No
me des siempre todo lo que pida, a veces yo sólo pido para ver hasta cuánto
puedo obtener.
No
me des siempre órdenes; si en vez de órdenes a veces me pidieras las cosas lo
haría más rápido y con más con gusto.
No
cambies de opinión tan a menudo sobre lo que debes hacer, decídete y mantén esa
decisión
Cumple
las promesas buenas o malas; si me prometes un premio, dámelo. Pues también si
es un castigo.
No
me compares con nadie. Especialmente con mis hermanos o hermanas. Si tú me
haces lucir peor que los demás seré yo quien sufra. No me corrijas mis faltas delante
de nadie, enséñame a mejorar cuando
estemos solos. No me grites, te respeto menos cuando lo haces y me enseñas a
gritar a mí también, y yo no quiero hacerlo.
No
digas mentiras delante de mí, ni me pidas que las diga por ti, aunque sea para
sacarte de un apuro.
Me
haces sentir mal y perdería la fe en ti y en lo que dices.
Cuando
yo haga algo malo, no me exijas que te diga el “por qué” lo hice.
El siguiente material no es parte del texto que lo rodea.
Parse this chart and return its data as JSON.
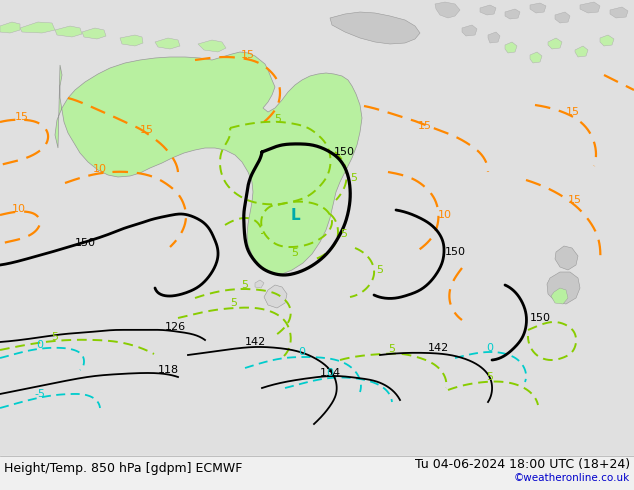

A veces ni yo
mismo lo sé.
Trátame
con la misma amabilidad y cordialidad con que tratas a tus amigos, ya que
porque seamos familia, eso no quiere decir que no podamos ser amigos también.
No
me digas que haga una cosa y tú no la haces. Yo aprenderé y haré siempre lo que
tú hagas. Enséñame a amar y a conocer a Dios, porque de nada vale si yo no veo
que ustedes no conocen y aman a Dios.
Cuando
yo te cuente un problema mío, no me digas “no tengo tiempo para boberías”
o “eso no tiene importancia” trata de
comprenderme y ayúdame. Y quiéreme y dímelo. A mí me gusta oírtelo decir aunque
no lo creas necesario decírmelo.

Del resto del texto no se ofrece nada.